«À lire la plupart des appréciations de la mesure de sir Robert Peel, et quand on ignore les conditions d'existence mercantile de la Grande-Bretagne, on est tenté de croire que, sous peu, il n'y aura plus chez nos voisins, ni taxes à l'entrée, ni douanes. C'est, il faut le dire, une illusion bien naïve; car, malgré les réformes, le gouvernement anglais s'arrange de manière à retirer encore des douanes un revenu de 450 à 500 millions de francs. Malgré les réformes, il n'y aura pas un douanier de moins sur cette vaste étendue de côtes; malgré les réformes, le métier de smuggler sera encore très-lucratif; malgré les réformes, enfin, le tabac, le thé, les eaux-de-vie, les vins continueront à être frappés de taxes tellement exorbitantes, qu'on chercherait en vain dans les tarifs des autres peuples des droits aussi élevés sur les mêmes articles. Si vous appelez cela de la liberté commerciale, il faut avouer que vous êtes faciles à contenter et que vous êtes d'excellente composition pour l'application des principes.»
Oui, nous sommes d'excellente composition avec le fisc, dont, en tant qu'association, nous ne nous occupons pas. Mais nous sommes moins faciles à l'égard de la protection, avec laquelle, je l'espère, nous ne transigerons jamais.

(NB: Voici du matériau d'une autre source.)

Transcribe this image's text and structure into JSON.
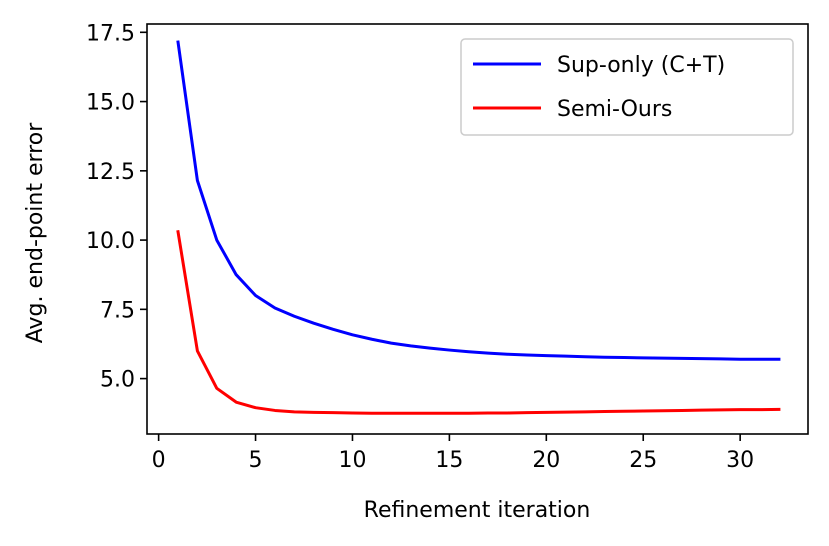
{
  "chart_data": {
    "type": "line",
    "title": "",
    "xlabel": "Refinement iteration",
    "ylabel": "Avg. end-point error",
    "xlim": [
      -0.6,
      33.5
    ],
    "ylim": [
      3.0,
      17.8
    ],
    "xticks": [
      0,
      5,
      10,
      15,
      20,
      25,
      30
    ],
    "yticks": [
      5.0,
      7.5,
      10.0,
      12.5,
      15.0,
      17.5
    ],
    "xtick_labels": [
      "0",
      "5",
      "10",
      "15",
      "20",
      "25",
      "30"
    ],
    "ytick_labels": [
      "5.0",
      "7.5",
      "10.0",
      "12.5",
      "15.0",
      "17.5"
    ],
    "grid": false,
    "legend_position": "upper-right",
    "x": [
      1,
      2,
      3,
      4,
      5,
      6,
      7,
      8,
      9,
      10,
      11,
      12,
      13,
      14,
      15,
      16,
      17,
      18,
      19,
      20,
      21,
      22,
      23,
      24,
      25,
      26,
      27,
      28,
      29,
      30,
      31,
      32
    ],
    "series": [
      {
        "name": "Sup-only (C+T)",
        "color": "#0000ff",
        "values": [
          17.15,
          12.15,
          10.0,
          8.75,
          8.0,
          7.55,
          7.25,
          7.0,
          6.78,
          6.58,
          6.42,
          6.28,
          6.18,
          6.1,
          6.03,
          5.97,
          5.92,
          5.88,
          5.85,
          5.83,
          5.81,
          5.79,
          5.77,
          5.76,
          5.75,
          5.74,
          5.73,
          5.72,
          5.71,
          5.7,
          5.7,
          5.7
        ]
      },
      {
        "name": "Semi-Ours",
        "color": "#ff0000",
        "values": [
          10.3,
          6.0,
          4.65,
          4.15,
          3.95,
          3.85,
          3.8,
          3.78,
          3.77,
          3.76,
          3.75,
          3.75,
          3.75,
          3.75,
          3.75,
          3.75,
          3.76,
          3.76,
          3.77,
          3.78,
          3.79,
          3.8,
          3.81,
          3.82,
          3.83,
          3.84,
          3.85,
          3.86,
          3.87,
          3.88,
          3.88,
          3.89
        ]
      }
    ]
  }
}
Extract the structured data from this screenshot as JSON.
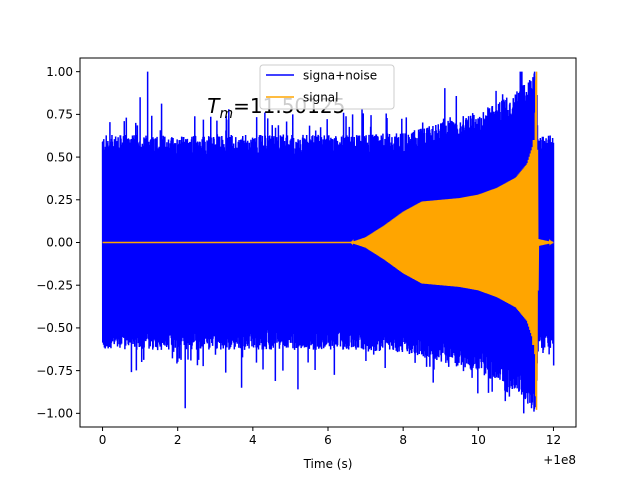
{
  "chart_data": {
    "type": "line",
    "title": "",
    "xlabel": "Time (s)",
    "ylabel": "",
    "x_offset_label": "+1e8",
    "xlim": [
      -0.6,
      12.6
    ],
    "ylim": [
      -1.08,
      1.08
    ],
    "xticks": [
      0,
      2,
      4,
      6,
      8,
      10,
      12
    ],
    "xtick_labels": [
      "0",
      "2",
      "4",
      "6",
      "8",
      "10",
      "12"
    ],
    "yticks": [
      -1.0,
      -0.75,
      -0.5,
      -0.25,
      0.0,
      0.25,
      0.5,
      0.75,
      1.0
    ],
    "ytick_labels": [
      "−1.00",
      "−0.75",
      "−0.50",
      "−0.25",
      "0.00",
      "0.25",
      "0.50",
      "0.75",
      "1.00"
    ],
    "grid": false,
    "legend_position": "top-center",
    "annotation": {
      "text_main": "T",
      "text_sub": "m",
      "text_eq": "=",
      "text_value": "11.50125",
      "x": 3.0,
      "y": 0.8
    },
    "series": [
      {
        "name": "signa+noise",
        "color": "#0000ff",
        "x_range": [
          0.0,
          12.0
        ],
        "envelope_upper": [
          [
            0.0,
            0.6
          ],
          [
            6.8,
            0.6
          ],
          [
            7.4,
            0.6
          ],
          [
            8.0,
            0.6
          ],
          [
            8.6,
            0.62
          ],
          [
            10.0,
            0.7
          ],
          [
            11.0,
            0.8
          ],
          [
            11.5,
            0.9
          ],
          [
            11.6,
            0.6
          ],
          [
            12.0,
            0.6
          ]
        ],
        "peak_max": 1.0,
        "peak_min": -0.97
      },
      {
        "name": "signal",
        "color": "#ffa500",
        "x_range": [
          0.0,
          12.0
        ],
        "envelope": [
          [
            0.0,
            0.0
          ],
          [
            6.6,
            0.0
          ],
          [
            7.0,
            0.03
          ],
          [
            7.5,
            0.1
          ],
          [
            8.0,
            0.18
          ],
          [
            8.5,
            0.24
          ],
          [
            9.0,
            0.25
          ],
          [
            9.5,
            0.26
          ],
          [
            10.0,
            0.28
          ],
          [
            10.5,
            0.32
          ],
          [
            11.0,
            0.38
          ],
          [
            11.3,
            0.46
          ],
          [
            11.5,
            0.6
          ],
          [
            11.55,
            1.0
          ],
          [
            11.6,
            0.02
          ],
          [
            12.0,
            0.0
          ]
        ]
      }
    ]
  }
}
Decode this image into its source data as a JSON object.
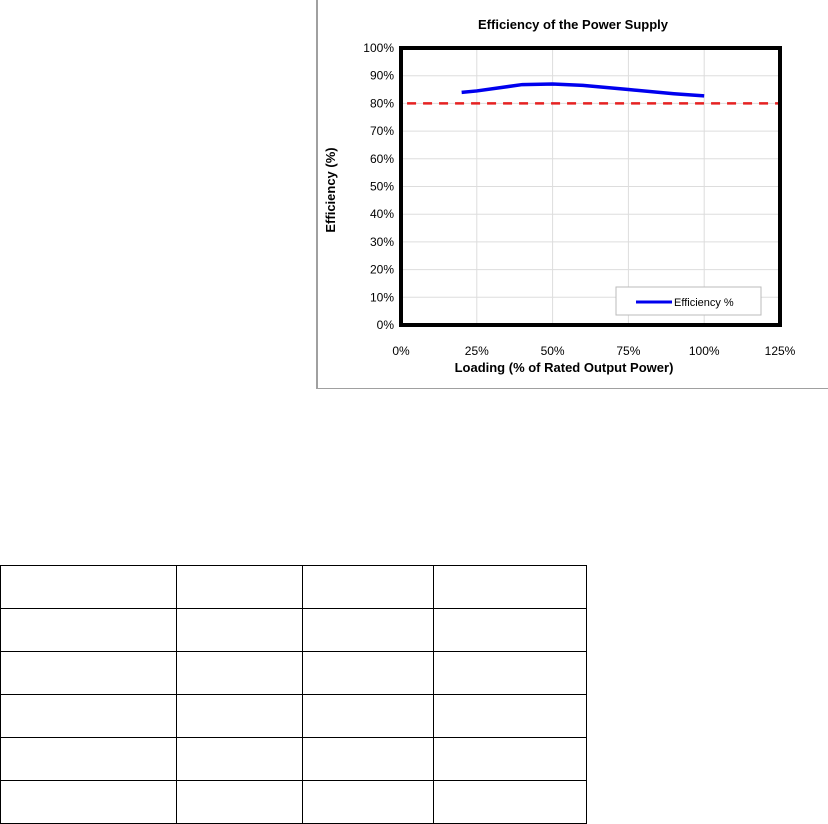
{
  "chart_data": {
    "type": "line",
    "title": "Efficiency of the Power Supply",
    "xlabel": "Loading (% of Rated Output Power)",
    "ylabel": "Efficiency (%)",
    "xlim": [
      0,
      125
    ],
    "ylim": [
      0,
      100
    ],
    "xticks": [
      "0%",
      "25%",
      "50%",
      "75%",
      "100%",
      "125%"
    ],
    "yticks": [
      "0%",
      "10%",
      "20%",
      "30%",
      "40%",
      "50%",
      "60%",
      "70%",
      "80%",
      "90%",
      "100%"
    ],
    "grid": true,
    "legend_position": "bottom-right",
    "series": [
      {
        "name": "Efficiency %",
        "color": "#0000ee",
        "x": [
          20,
          25,
          40,
          50,
          60,
          75,
          90,
          100
        ],
        "y": [
          84,
          84.5,
          86.8,
          87,
          86.5,
          85,
          83.5,
          82.7
        ]
      }
    ],
    "reference_line": {
      "y": 80,
      "color": "#e52222",
      "style": "dashed",
      "x": [
        2,
        125
      ]
    }
  }
}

Au moment où beaucoup de bons esprits sentent la nécessité de s'unir pour la propagation des saines doctrines économiques, nous croyons utile d'insister sur cette distinction fondamentale et de fixer, de manière à ce qu'on ne puisse plus s'y méprendre, le vrai caractère des associations qui se forment.—Nous n'avons pas besoin de dire que nous n'exprimons ici que notre opinion personnelle.
Napoléon a dit: «La douane n'est pas seulement un instrument fiscal, elle doit être encore et surtout un moyen de protéger l'industrie.» Prenant le contre-pied de cette sentence, nous disons: «La douane ne doit pas être un moyen de protéger l'industrie et de restreindre les échanges; mais elle peut être un moyen comme un autre de prélever l'impôt.» Là est toute la pensée de l'Association. Elle ne doit pas, elle ne peut pas être ailleurs.
Nous ferons encore connaître son esprit et sa portée par une autre opposition.
Sous le titre de Comité central pour la défense du travail national, une société s'est formée en France, et son objet avoué est d'exploiter l'institution des douanes, non-seulement au détriment du public consommateur, mais au détriment du fisc lui-même.
L'Association pour la liberté des échanges a pour mission de propager le principe directement opposé à celui du Comité central.
Elle réclame pour tout Français, en ce qui ne blesse ni l'ordre public ni les bonnes mœurs, la plénitude du droit de propriété, lequel implique la faculté d'opter entre la consommation et l'échange.
Elle demande que la liberté d'acheter au dehors soit reconnue et garantie aussi bien que la liberté de vendre au dehors, d'autant plus que ce qui restreint l'une limite nécessairement l'autre.
De ce que l'association réclame pour tous les produits le libre passage de la frontière, il ne s'ensuit pas qu'elle s'oppose à ce qu'une taxe fiscale les atteigne soit à l'entrée soit à la sortie. Sans renoncer à discuter accessoirement l'opportunité et la quotité de ces taxes, il suffit quelles soient calculées exclusivement dans un but de fiscalité, pour qu'elles sortent de la compétence de l'Association. Elle ne s'attaque pas au fisc, mais à la protection. Elle s'élève contre le système qui consiste à exagérer le droit, même au préjudice du trésor, dans le but avoué d'élever le prix d'une denrée, afin d'accroître, aux dépens du consommateur, la rémunération naturelle du producteur. Elle soutient que c'est là une violation de la propriété et une usurpation commise par la loi.